The second edition of India Heritage Walk Festival is back this February with its month-long celebration of our country’s tangible and intangible cultural heritage. If you’re a culture vulture, and look forward to events where you can walk around a city learning about the architecture, history, food, nature, art and much more; then you must register for this right away. What’s exciting is its for free, and you get to interact with like-minded individuals from all over the country.
The festival includes walks, talks, workshops and Instameets across almost 38 cities that include Delhi, Mumbai, Chennai, Bengaluru, Agra, Ahmedabad, Aizawl, Ajmer, Allahabad, Amritsar, Vadodara, Bharuch, Bhubaneswar, Bikaner, Chandigarh, Goa, Guwahati, Gwalior, Howrah, Hyderabad, Itanagar, Jaipur, Jodhpur, Kochi, Kolkata, Lucknow, Nagpur, Nashik, Orchha, Patna, Pondicherry, Pune, Raipur, Secunderabad, Shillong, Shimla, Udaipur and Varanasi.

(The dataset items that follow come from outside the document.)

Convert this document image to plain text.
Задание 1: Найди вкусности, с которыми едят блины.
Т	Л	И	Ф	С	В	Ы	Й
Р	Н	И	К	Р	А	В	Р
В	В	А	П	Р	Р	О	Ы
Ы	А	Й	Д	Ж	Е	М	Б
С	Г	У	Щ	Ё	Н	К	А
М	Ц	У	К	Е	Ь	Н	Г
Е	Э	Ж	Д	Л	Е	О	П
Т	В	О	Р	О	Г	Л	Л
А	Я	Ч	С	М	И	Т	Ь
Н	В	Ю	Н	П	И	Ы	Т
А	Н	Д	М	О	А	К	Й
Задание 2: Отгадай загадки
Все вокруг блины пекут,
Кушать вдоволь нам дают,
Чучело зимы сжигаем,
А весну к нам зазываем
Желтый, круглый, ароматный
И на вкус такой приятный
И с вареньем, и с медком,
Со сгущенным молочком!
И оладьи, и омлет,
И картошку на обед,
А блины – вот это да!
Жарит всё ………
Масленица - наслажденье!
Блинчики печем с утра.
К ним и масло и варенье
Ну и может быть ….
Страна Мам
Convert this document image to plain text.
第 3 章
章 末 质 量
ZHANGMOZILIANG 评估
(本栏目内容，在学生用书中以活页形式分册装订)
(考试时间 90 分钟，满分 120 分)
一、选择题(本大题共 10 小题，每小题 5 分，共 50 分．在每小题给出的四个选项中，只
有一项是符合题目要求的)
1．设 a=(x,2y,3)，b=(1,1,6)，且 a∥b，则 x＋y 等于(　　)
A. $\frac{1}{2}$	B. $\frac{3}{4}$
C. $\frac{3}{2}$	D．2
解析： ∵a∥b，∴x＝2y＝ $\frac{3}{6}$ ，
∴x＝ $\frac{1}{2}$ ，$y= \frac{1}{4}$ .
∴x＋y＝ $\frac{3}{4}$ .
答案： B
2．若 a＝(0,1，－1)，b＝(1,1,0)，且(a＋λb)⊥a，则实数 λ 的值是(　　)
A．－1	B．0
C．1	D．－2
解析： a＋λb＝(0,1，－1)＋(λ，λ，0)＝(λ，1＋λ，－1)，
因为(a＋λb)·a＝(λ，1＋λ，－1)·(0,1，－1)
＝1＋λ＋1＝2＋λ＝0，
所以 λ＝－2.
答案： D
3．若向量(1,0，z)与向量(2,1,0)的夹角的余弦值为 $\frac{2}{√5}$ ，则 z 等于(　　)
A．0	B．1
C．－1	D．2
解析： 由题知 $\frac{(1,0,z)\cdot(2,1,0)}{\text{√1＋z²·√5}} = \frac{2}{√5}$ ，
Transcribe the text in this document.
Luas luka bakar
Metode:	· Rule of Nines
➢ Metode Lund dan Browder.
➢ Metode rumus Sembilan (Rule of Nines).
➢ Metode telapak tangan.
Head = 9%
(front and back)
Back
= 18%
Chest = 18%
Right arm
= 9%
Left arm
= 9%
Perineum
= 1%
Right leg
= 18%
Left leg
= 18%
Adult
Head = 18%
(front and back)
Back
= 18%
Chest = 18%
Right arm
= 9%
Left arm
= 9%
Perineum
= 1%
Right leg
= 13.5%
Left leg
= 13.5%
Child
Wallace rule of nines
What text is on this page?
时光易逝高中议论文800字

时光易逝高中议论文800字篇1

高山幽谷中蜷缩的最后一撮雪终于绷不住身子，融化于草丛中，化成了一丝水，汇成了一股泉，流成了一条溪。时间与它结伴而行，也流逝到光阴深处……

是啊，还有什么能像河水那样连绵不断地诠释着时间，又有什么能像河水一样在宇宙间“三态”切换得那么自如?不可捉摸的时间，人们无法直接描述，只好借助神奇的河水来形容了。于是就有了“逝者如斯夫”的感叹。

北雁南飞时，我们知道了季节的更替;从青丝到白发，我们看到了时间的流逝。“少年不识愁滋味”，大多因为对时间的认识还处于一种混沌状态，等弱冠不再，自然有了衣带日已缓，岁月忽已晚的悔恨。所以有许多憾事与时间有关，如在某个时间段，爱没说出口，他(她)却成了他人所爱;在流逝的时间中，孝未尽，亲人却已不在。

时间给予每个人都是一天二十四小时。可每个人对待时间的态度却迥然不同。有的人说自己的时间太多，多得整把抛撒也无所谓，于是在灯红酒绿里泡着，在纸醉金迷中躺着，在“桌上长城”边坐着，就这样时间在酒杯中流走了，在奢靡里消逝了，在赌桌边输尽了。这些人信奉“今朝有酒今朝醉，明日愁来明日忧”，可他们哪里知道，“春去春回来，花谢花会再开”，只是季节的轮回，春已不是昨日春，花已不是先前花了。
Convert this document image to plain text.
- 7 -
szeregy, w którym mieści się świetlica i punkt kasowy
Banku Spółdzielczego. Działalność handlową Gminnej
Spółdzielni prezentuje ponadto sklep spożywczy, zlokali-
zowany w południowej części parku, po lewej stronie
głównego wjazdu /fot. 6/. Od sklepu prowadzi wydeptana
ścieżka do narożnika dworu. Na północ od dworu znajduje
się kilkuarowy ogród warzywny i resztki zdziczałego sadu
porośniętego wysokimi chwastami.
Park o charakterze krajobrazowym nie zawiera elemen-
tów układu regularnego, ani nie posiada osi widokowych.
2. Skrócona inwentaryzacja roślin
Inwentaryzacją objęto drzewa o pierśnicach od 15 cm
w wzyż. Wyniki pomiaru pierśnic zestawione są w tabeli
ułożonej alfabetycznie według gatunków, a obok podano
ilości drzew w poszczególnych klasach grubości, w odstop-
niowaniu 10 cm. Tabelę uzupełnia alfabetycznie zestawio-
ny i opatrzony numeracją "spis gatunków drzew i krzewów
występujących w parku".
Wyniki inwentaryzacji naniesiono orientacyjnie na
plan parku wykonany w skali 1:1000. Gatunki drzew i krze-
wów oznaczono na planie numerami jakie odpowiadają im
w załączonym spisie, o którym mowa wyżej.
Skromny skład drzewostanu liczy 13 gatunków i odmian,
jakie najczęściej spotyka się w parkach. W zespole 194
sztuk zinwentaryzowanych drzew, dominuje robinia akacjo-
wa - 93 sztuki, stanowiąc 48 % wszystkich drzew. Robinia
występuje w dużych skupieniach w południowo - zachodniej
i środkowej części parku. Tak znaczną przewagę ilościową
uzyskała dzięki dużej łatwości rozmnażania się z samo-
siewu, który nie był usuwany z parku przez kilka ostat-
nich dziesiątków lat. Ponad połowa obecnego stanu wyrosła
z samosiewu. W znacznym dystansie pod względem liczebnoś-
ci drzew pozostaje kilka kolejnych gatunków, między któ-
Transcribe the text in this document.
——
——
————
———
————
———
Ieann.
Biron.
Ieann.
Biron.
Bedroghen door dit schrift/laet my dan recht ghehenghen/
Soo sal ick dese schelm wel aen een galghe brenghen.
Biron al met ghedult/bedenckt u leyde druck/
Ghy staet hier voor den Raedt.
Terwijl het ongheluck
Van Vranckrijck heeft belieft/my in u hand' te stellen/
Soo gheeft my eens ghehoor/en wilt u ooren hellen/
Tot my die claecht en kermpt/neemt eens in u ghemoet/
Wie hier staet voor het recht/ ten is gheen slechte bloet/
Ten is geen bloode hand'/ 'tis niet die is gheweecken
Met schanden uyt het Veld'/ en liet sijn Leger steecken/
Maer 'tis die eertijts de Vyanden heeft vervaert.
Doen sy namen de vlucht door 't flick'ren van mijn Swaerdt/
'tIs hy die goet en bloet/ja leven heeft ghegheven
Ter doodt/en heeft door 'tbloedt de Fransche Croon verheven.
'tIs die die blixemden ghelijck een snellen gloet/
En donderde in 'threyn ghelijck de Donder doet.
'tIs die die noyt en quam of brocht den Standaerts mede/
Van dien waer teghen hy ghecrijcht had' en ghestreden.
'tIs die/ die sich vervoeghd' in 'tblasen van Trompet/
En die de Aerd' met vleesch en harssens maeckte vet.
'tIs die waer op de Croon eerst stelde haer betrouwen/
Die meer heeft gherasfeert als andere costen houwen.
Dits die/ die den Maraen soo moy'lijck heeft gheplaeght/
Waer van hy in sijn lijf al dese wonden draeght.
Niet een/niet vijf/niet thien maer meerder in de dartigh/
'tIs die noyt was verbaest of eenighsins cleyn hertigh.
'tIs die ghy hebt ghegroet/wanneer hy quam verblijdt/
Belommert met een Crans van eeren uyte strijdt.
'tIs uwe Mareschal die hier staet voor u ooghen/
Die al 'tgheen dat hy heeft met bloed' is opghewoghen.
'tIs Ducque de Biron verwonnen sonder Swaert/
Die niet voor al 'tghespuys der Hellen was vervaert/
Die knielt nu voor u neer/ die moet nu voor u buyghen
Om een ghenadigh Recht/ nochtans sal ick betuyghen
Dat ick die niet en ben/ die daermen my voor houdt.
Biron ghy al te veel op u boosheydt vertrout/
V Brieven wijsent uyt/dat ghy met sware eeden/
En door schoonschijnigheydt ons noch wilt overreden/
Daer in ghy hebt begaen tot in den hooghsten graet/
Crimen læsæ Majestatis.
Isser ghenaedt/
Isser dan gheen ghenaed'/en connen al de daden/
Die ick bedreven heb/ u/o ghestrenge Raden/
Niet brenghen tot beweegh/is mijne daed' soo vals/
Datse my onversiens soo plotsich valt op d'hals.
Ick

To give you an idea, the trails look like this in some of the cities: a walk through Guwahati’s architectural landscape at the turn of the 20th century (February 2), a visit to Jodhpur’s step-wells to understand traditional water conservation (February 3), understanding the legacy Kolkata’s Old Chinatown (February 3), an awareness walk to Delhi’s landfill mountains (February 10), a photo walk through the lanes of Old Agra (February 16), hidden Sufi Pearls of Aghapura in Hyderabad (February 17), and stories of Mughal queens and concubines in Delhi’s Red Fort (February 23).
These walks explore museums, historically significant monuments, markets, interesting natural landscapes and areas known for their rich cuisine. The efforts have been specially directed towards children, the differently-abled, and the economically backward. The heritage walks have been curated also keeping in mind that students, travellers, local residents, and professionals such as photographers and conservationists may also benefit from it.
Hopefully, these walks will stimulate people to think deeply and converse about architectural heritage, sustainable tourism, gender-related issues and cultural infusion. During such walks, there’ll also be opportunities to interact with the local residents. A lot of the residents are kind enough to open up their homes and share their stories: from oral histories, legends and legacies to everyday anecdotes, making it an incredible experience for everyone involved.